Agar well diffusion assay was carried out(10).In brief, 100 μL of standardized inoculum of each test bacterium was spread onto sterile Muller–Hinton Agar. A 9 mm sterile polystyrene tip was used to make the well. Each well was filled with the defined volumes of MMRT (25, 50 and 100 µL, 130 µl, 150 µl) and then incubated at 37 C for 24 h. Triplicates were prepared for each sample. The experimental sample having antimicrobial activity inhibits microbial growth and formed the clear zones around the well. The zone of inhibition was measured in millimetres (11). The percentage activities of MMRT were calculated against standard drug (mupirocin) which were considered 100%.
Broth dilution method:
To assess the antibacterial activity using the broth dilution method, experimental samples were emulsified with Tween 80. Tween 80 (0.05%)used as a control sample. Three different volumes of MMRT (100 µL, 130 µl, 150 µl) were chosen for the study. The aliquot of the emulsion was indented with nutrient broth and the final volume of the culture broth was kept at 1.5 ml. To each tube, 0.5ml of test bacterial culture (overnight grown) was indented and incubated at 37 0C for 12 hours. The test tubes were then subjected to serial dilution to the final concentration of 10-7 and plating was done and followed by incubation, the number of colonies shown growth in each dilution was calculated accordingly.(12)
Results and Discussion
aureus and MRSA strains were found to be susceptible to Maha Megarajanga thailam though in different concentrations. MMRT shows that bacterial growth is effectively inhibited at 150 μL concentration. Formation of zone of inhibition started at a concentration of 100μL of MMRT. Table 1 illustrates the size of zone of inhibition formed by MMRT in varying concentrations. The highest antibacterial activity was recorded against S. aureus and MRSA at a concentration of 150 μL. The least activity was recorded against Pseudomonas & E.coli.(Table 1).
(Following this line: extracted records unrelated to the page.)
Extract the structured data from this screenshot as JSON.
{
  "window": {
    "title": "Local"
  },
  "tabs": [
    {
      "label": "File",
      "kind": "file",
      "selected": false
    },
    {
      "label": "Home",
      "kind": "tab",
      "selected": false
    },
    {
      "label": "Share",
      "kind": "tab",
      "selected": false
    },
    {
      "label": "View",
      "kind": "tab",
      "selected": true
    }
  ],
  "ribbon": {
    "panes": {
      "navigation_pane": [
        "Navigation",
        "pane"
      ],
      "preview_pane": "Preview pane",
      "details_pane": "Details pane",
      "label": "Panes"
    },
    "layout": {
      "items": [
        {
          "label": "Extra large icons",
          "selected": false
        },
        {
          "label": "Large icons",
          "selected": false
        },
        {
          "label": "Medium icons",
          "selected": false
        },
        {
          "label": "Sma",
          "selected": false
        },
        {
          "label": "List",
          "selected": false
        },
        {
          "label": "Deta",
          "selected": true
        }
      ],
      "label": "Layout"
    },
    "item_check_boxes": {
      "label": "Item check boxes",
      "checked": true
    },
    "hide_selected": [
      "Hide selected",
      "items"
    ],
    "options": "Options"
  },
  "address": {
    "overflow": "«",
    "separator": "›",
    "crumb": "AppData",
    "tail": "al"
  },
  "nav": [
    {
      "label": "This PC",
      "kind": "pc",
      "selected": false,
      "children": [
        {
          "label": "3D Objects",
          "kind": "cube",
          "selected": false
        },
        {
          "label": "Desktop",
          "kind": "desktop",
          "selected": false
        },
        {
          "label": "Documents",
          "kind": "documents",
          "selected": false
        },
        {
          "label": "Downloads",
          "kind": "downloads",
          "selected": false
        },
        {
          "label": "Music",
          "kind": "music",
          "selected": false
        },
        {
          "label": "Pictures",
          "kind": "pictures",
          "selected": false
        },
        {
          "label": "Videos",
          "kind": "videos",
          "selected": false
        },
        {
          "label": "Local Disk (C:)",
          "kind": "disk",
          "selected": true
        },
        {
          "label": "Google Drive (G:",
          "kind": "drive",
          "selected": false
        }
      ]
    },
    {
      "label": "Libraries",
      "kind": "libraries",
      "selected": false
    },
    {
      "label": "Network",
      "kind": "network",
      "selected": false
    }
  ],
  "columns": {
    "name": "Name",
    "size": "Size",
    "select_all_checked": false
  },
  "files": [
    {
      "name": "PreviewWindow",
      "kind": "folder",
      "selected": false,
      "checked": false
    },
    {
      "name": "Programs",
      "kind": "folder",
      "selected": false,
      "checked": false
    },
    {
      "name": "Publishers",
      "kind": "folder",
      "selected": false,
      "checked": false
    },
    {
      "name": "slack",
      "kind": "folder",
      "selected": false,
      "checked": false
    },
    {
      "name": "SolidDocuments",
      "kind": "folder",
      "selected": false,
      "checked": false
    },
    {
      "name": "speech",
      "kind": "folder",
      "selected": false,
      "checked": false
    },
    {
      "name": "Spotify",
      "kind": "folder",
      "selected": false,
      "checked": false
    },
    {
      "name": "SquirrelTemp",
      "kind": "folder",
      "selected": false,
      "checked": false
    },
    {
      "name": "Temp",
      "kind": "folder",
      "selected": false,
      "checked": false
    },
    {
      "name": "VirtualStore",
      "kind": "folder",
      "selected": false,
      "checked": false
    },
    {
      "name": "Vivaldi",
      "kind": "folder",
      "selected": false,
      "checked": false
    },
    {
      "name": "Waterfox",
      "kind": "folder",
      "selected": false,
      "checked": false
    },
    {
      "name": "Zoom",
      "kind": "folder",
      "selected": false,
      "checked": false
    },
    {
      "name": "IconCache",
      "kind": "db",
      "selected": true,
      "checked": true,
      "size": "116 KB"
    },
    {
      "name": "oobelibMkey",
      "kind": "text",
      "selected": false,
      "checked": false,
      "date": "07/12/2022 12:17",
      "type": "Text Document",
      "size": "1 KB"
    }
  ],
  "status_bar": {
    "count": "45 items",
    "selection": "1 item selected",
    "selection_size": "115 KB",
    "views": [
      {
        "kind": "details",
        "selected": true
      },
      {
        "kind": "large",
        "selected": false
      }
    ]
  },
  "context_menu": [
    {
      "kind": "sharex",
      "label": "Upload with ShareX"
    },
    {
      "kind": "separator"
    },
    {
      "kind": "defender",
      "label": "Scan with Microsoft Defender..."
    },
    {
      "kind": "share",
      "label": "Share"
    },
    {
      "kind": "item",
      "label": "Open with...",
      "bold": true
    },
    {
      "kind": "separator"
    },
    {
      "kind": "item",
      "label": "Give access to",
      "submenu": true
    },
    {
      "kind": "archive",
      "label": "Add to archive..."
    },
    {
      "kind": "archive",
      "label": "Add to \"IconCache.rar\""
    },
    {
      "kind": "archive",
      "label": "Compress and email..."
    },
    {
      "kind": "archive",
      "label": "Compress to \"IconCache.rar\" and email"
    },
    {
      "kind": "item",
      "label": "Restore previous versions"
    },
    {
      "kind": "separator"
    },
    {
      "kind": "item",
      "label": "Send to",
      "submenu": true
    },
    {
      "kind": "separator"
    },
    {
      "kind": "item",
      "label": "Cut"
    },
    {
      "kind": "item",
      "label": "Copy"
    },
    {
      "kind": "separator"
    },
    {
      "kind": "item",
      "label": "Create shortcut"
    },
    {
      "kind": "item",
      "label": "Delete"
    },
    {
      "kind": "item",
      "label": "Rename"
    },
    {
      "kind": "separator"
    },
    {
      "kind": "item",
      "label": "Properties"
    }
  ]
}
Table 1: Antimicrobial properties of MMRT- using Agar well diffusion method
There was a significant variation in zone of inhibition with respect to Gram-negative and Gram-positive organisms. E. coli (ATCC 25922TM) showed moderate sensitivity of 9.8 ± 0.1 mm towards MMRT samples when compared to the standard drug Mupirocin (5µg).The zone of inhibition of the standard was found to be 22 ± 2 mm irrespective of increasing concentration. Zone of inhibition of P. aeruoginosa (ATCC 27853 TM) was measured as 9.4 ± 0.2 mm indicating that it has only mild to moderate sensitivity towards MMRT.